Sometimes a sheep’s head is served with the meal and offered to the most honoured guest. This is often the eldest male having outlived his father, who then cuts and serves the meat for everyone else at the table.
Kumis
No Kazakh meal is complete without a feisty beverage to wash it all down and kumis (Kazakh mare’s milk) is the default choice. The rigorous fermentation process removes the lactose from the milk (making it a great alternative to cow milk for people who are lactose-intolerant) and results in a signature fizzy and sour taste.
Kumis is similar to kefir but, when fermented and given that mare’s milk contains more sugar than cow’s or goat’s milk, it has a higher alcohol content than kefir, making it a drink for the strong-stomached only.
Shubat
There are camels galore in Kazakhstan roaming the endless steppes, and so shubat is the camel’s milk equivalent to kumis. It is made in the same way as kumis and boasts similar health properties – and the same sickly, sour taste. These milky drinks are almost always served in bowls rather than in glasses.
Kazy
At first glance, kazy is a meat dish that simply resembles a sausage. However, the food is made from the rib meat of Kazakh horses that have been bred and raised specifically to be eaten.
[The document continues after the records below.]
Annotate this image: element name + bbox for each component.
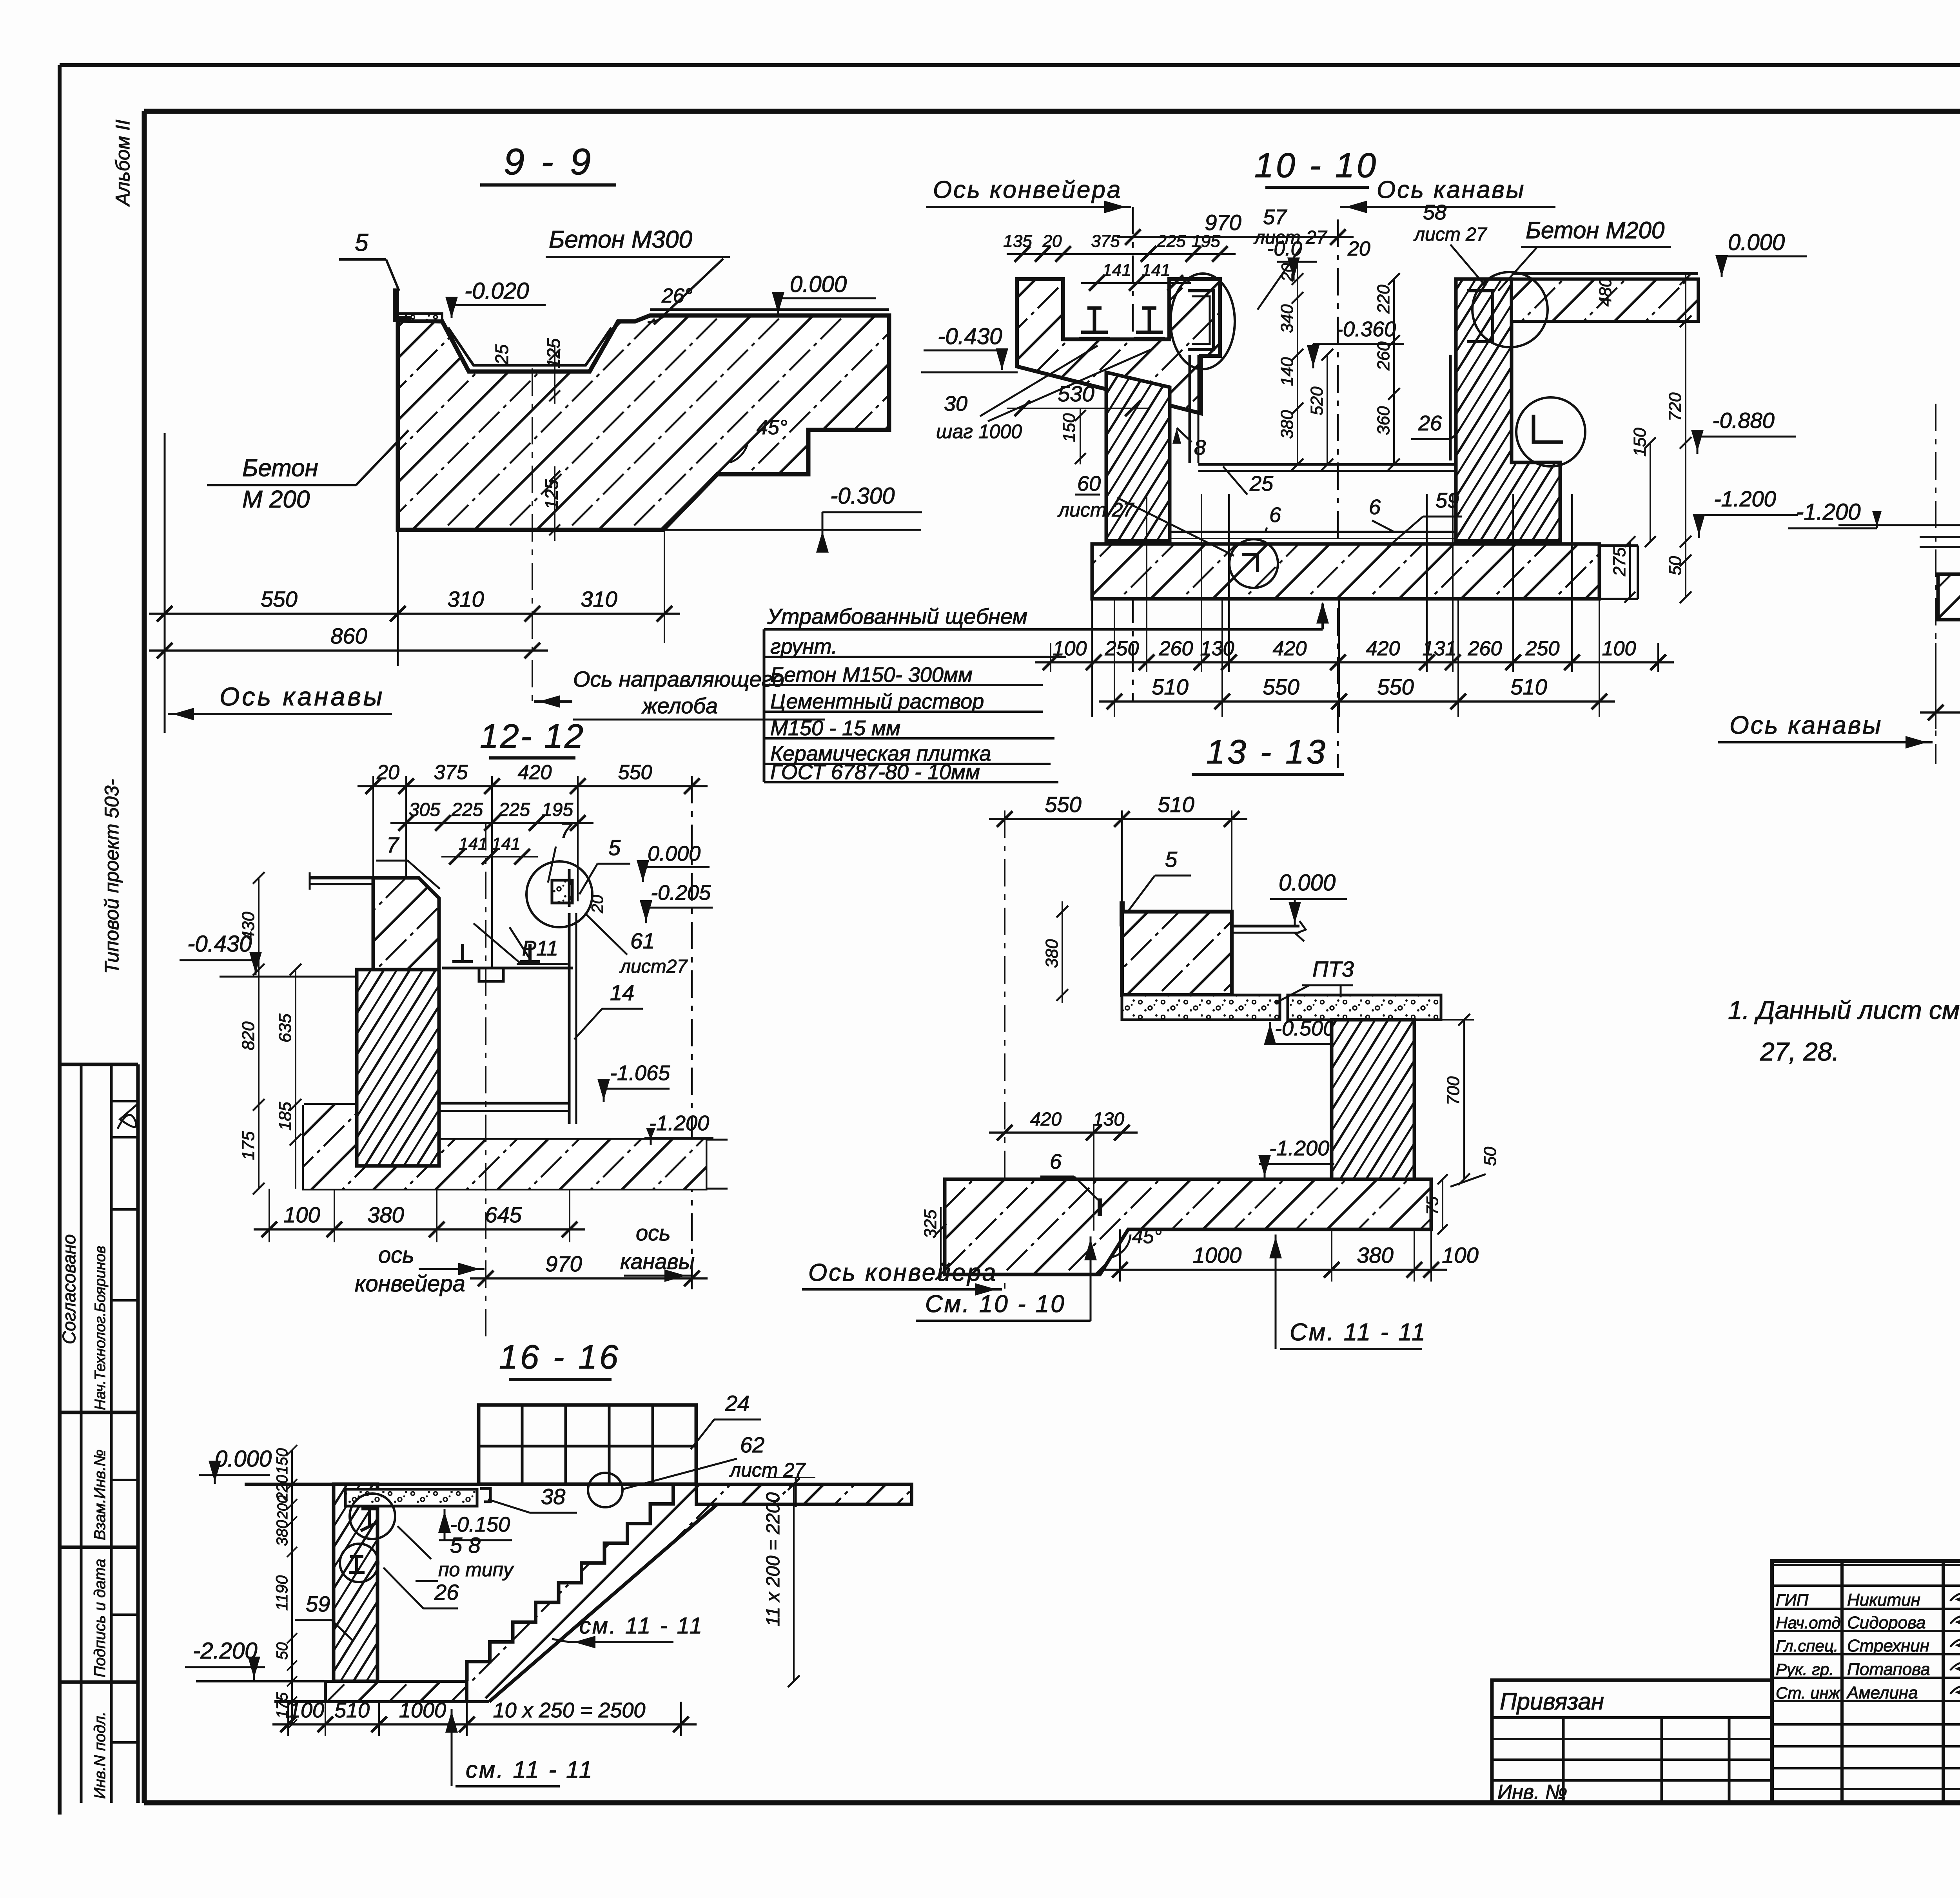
svg-text:420: 420 [1030,1109,1062,1130]
svg-text:59: 59 [306,1592,330,1616]
svg-text:125: 125 [541,479,562,509]
svg-text:550: 550 [1263,674,1299,699]
svg-text:375: 375 [1091,232,1120,251]
svg-text:Инв.N подл.: Инв.N подл. [91,1711,109,1799]
svg-text:Цементный раствор: Цементный раствор [770,690,984,713]
svg-text:510: 510 [1158,792,1194,817]
svg-text:Подпись и дата: Подпись и дата [91,1559,109,1677]
svg-text:150: 150 [1630,428,1650,457]
svg-text:62: 62 [740,1432,764,1457]
svg-text:510: 510 [1152,674,1188,699]
svg-text:по типу: по типу [438,1559,514,1581]
svg-text:Привязан: Привязан [1500,1688,1604,1715]
svg-text:375: 375 [434,761,468,784]
svg-text:0.000: 0.000 [1279,870,1336,896]
svg-text:грунт.: грунт. [770,635,837,658]
svg-text:ось: ось [636,1220,671,1245]
svg-text:0.000: 0.000 [648,842,701,865]
svg-text:275: 275 [1610,547,1629,576]
svg-text:100: 100 [1602,637,1636,660]
svg-text:Ось конвейера: Ось конвейера [933,176,1122,203]
svg-text:260: 260 [1374,341,1393,371]
svg-text:Взам.Инв.№: Взам.Инв.№ [91,1449,109,1540]
svg-text:380: 380 [1042,939,1062,968]
svg-text:175: 175 [239,1131,258,1160]
svg-text:380: 380 [1278,410,1297,439]
svg-text:лист27: лист27 [619,956,688,977]
svg-text:225: 225 [451,799,483,820]
svg-text:Потапова: Потапова [1847,1660,1930,1679]
svg-text:970: 970 [1205,210,1241,235]
svg-text:Инв. №: Инв. № [1497,1781,1567,1804]
svg-text:50: 50 [274,1642,291,1660]
svg-text:1. Данный лист см. совместн: 1. Данный лист см. совместно с листами 2… [1728,995,1960,1024]
svg-text:0.000: 0.000 [215,1446,272,1472]
svg-text:-0.430: -0.430 [938,324,1002,349]
svg-text:420: 420 [1273,637,1307,660]
svg-text:см. 11 - 11: см. 11 - 11 [466,1757,593,1783]
svg-text:20: 20 [1347,237,1370,260]
svg-text:260: 260 [1468,637,1502,660]
svg-text:141: 141 [1102,261,1131,280]
svg-text:510: 510 [1510,674,1547,699]
svg-text:860: 860 [330,624,367,648]
svg-text:195: 195 [542,799,573,820]
svg-text:140: 140 [1278,357,1297,386]
svg-text:10 - 10: 10 - 10 [1254,146,1378,185]
svg-text:Бетон М200: Бетон М200 [1526,217,1664,243]
svg-text:24: 24 [725,1391,750,1416]
svg-text:конвейера: конвейера [355,1271,465,1296]
svg-text:720: 720 [1666,392,1685,421]
svg-text:520: 520 [1307,386,1327,415]
svg-text:-1.200: -1.200 [1269,1137,1329,1160]
svg-text:420: 420 [1366,637,1400,660]
svg-text:100: 100 [283,1202,320,1227]
svg-text:Бетон М150- 300мм: Бетон М150- 300мм [770,663,973,687]
svg-text:57: 57 [1263,205,1287,229]
svg-text:Альбом II: Альбом II [112,120,134,207]
svg-text:См. 11 - 11: См. 11 - 11 [1290,1319,1427,1346]
svg-text:380: 380 [1357,1243,1393,1267]
svg-text:130: 130 [1093,1109,1124,1130]
svg-text:25: 25 [1249,472,1274,495]
svg-text:М150 - 15 мм: М150 - 15 мм [770,716,900,740]
svg-text:Ось конвейера: Ось конвейера [808,1259,997,1286]
svg-text:141: 141 [492,834,520,854]
svg-text:См. 10 - 10: См. 10 - 10 [925,1291,1066,1318]
svg-text:61: 61 [630,928,655,953]
svg-text:305: 305 [409,799,440,820]
svg-text:0.000: 0.000 [1728,230,1785,255]
svg-text:5: 5 [608,835,621,860]
svg-text:420: 420 [518,761,552,784]
svg-text:ПТ3: ПТ3 [1312,957,1354,981]
svg-text:38: 38 [541,1484,565,1509]
svg-text:шаг 1000: шаг 1000 [936,421,1022,442]
svg-text:550: 550 [618,761,652,784]
svg-text:5: 5 [1165,847,1178,872]
svg-text:5: 5 [355,229,368,256]
svg-text:Утрамбованный щебнем: Утрамбованный щебнем [767,604,1027,629]
svg-text:-2.200: -2.200 [193,1638,257,1664]
svg-text:59: 59 [1436,489,1459,512]
svg-text:7: 7 [560,818,573,843]
svg-text:11 x 200 = 2200: 11 x 200 = 2200 [763,1492,784,1626]
svg-text:-1.200: -1.200 [649,1111,709,1135]
svg-text:60: 60 [1077,472,1101,495]
svg-text:550: 550 [1377,674,1414,699]
svg-text:желоба: желоба [641,693,718,718]
svg-text:13 - 13: 13 - 13 [1206,733,1328,771]
svg-text:150: 150 [274,1448,291,1474]
svg-text:27, 28.: 27, 28. [1760,1037,1839,1066]
svg-text:Ось канавы: Ось канавы [1377,176,1525,203]
svg-text:0.000: 0.000 [790,272,847,297]
svg-text:ГИП: ГИП [1776,1591,1809,1609]
svg-text:лист 27: лист 27 [1057,499,1134,521]
svg-text:550: 550 [1045,792,1081,817]
svg-text:12- 12: 12- 12 [480,718,585,755]
svg-text:220: 220 [1374,285,1393,314]
svg-text:195: 195 [1191,232,1220,251]
svg-text:Нач.отд: Нач.отд [1776,1613,1840,1632]
svg-text:Ось направляющего: Ось направляющего [573,667,784,691]
svg-text:480: 480 [1596,277,1615,306]
svg-text:26: 26 [1418,412,1442,435]
svg-text:380: 380 [274,1520,291,1546]
svg-text:-1.065: -1.065 [610,1061,670,1085]
svg-text:Ось канавы: Ось канавы [220,682,385,711]
svg-text:Амелина: Амелина [1846,1683,1918,1702]
svg-text:50: 50 [1481,1147,1500,1166]
svg-text:Ст. инж: Ст. инж [1776,1684,1841,1702]
svg-text:7: 7 [387,832,399,857]
svg-text:6: 6 [1369,495,1381,519]
svg-text:30: 30 [944,392,967,415]
svg-text:260: 260 [1159,637,1193,660]
svg-text:6: 6 [1050,1150,1062,1173]
svg-text:25: 25 [492,344,512,365]
svg-text:125: 125 [543,338,564,368]
svg-text:-0.300: -0.300 [830,483,895,509]
svg-text:75: 75 [1423,1196,1441,1215]
svg-text:16 - 16: 16 - 16 [499,1338,621,1376]
svg-text:10 x 250 = 2500: 10 x 250 = 2500 [493,1699,646,1722]
svg-text:-1.200: -1.200 [1714,486,1776,511]
svg-text:20: 20 [376,761,399,784]
svg-text:Согласовано: Согласовано [59,1234,79,1344]
svg-text:58: 58 [1423,201,1446,224]
svg-text:360: 360 [1374,406,1393,435]
svg-text:Бетон: Бетон [242,455,318,482]
svg-text:530: 530 [1058,381,1094,406]
svg-text:141: 141 [459,834,487,854]
svg-text:Ось канавы: Ось канавы [1730,711,1882,739]
svg-text:-0.500: -0.500 [1275,1017,1335,1040]
svg-text:250: 250 [1105,637,1139,660]
svg-text:-1.200: -1.200 [1796,499,1860,525]
svg-text:1190: 1190 [272,1575,291,1611]
svg-text:820: 820 [239,1021,258,1050]
svg-text:-0.880: -0.880 [1712,408,1775,433]
svg-text:185: 185 [276,1102,295,1131]
svg-text:141: 141 [1142,261,1170,280]
svg-text:310: 310 [581,587,617,611]
svg-text:310: 310 [447,587,484,611]
svg-text:150: 150 [1060,413,1079,442]
svg-text:Никитин: Никитин [1847,1590,1920,1610]
svg-text:645: 645 [485,1202,522,1227]
svg-text:14: 14 [610,980,634,1005]
svg-text:20: 20 [1278,263,1296,282]
svg-text:-0.020: -0.020 [465,278,529,304]
svg-text:см. 11 - 11: см. 11 - 11 [579,1613,704,1639]
svg-text:100: 100 [289,1699,324,1722]
svg-text:20: 20 [1042,232,1062,251]
svg-text:970: 970 [545,1251,582,1276]
svg-text:225: 225 [498,799,530,820]
svg-text:200: 200 [274,1496,290,1519]
svg-text:1000: 1000 [399,1699,446,1722]
svg-text:635: 635 [276,1013,295,1042]
svg-text:-0.205: -0.205 [651,881,711,905]
svg-text:380: 380 [367,1202,404,1227]
svg-text:510: 510 [334,1699,370,1722]
svg-text:ГОСТ 6787-80 - 10мм: ГОСТ 6787-80 - 10мм [770,760,980,784]
svg-text:Стрехнин: Стрехнин [1847,1636,1929,1655]
svg-text:45°: 45° [1132,1225,1162,1247]
svg-text:50: 50 [1666,556,1685,575]
svg-text:Нач.Технолог.Бояринов: Нач.Технолог.Бояринов [92,1246,109,1410]
svg-text:340: 340 [1278,304,1297,333]
svg-text:Типовой проект 503-: Типовой проект 503- [101,779,123,974]
svg-text:5 8: 5 8 [450,1533,481,1557]
svg-text:9 - 9: 9 - 9 [504,141,594,183]
svg-text:700: 700 [1444,1076,1463,1105]
svg-text:Сидорова: Сидорова [1847,1613,1926,1632]
svg-text:100: 100 [1442,1243,1478,1267]
svg-text:26: 26 [434,1580,459,1604]
svg-text:135: 135 [1003,232,1032,251]
svg-text:-0.0: -0.0 [1267,237,1302,260]
svg-text:1000: 1000 [1193,1243,1242,1267]
svg-text:Бетон М300: Бетон М300 [549,226,692,253]
svg-text:26°: 26° [661,285,693,307]
svg-text:Рук. гр.: Рук. гр. [1776,1660,1834,1679]
svg-text:550: 550 [261,587,297,611]
svg-text:-0.360: -0.360 [1336,317,1396,341]
svg-text:ось: ось [378,1242,414,1268]
svg-text:225: 225 [1156,232,1186,251]
svg-text:канавы: канавы [620,1249,695,1274]
svg-text:45°: 45° [757,416,788,439]
svg-text:8: 8 [1194,436,1206,459]
svg-text:6: 6 [1269,503,1281,527]
svg-text:лист 27: лист 27 [1413,224,1488,245]
svg-text:М 200: М 200 [242,486,310,513]
svg-text:430: 430 [239,912,258,941]
svg-text:250: 250 [1525,637,1560,660]
svg-text:Гл.спец.: Гл.спец. [1776,1637,1838,1655]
Once slaughtered, the meat is stuffed inside the animal’s intestines before being dried or smoked, then boiled ready for consumption. In a traditional banquet, known as a dastarkhan, kazy features as an appetizer and often served on a plate with onions and ground pepper.
Ears, brain, knuckle
In Kazakh tradition, young men are supposed to eat the ears of animals, like sheep, in order to become ‘more careful’. Young girls eat the palate to encourage ‘more diligence’, a bride gets the brisket, and married women eat the neck bones.
Children are allowed the kidneys and the heart but not the brain, as legend has it this will make them weak-minded, and any young girl eating knuckle forebodes the misfortune of becoming ‘an old maid’.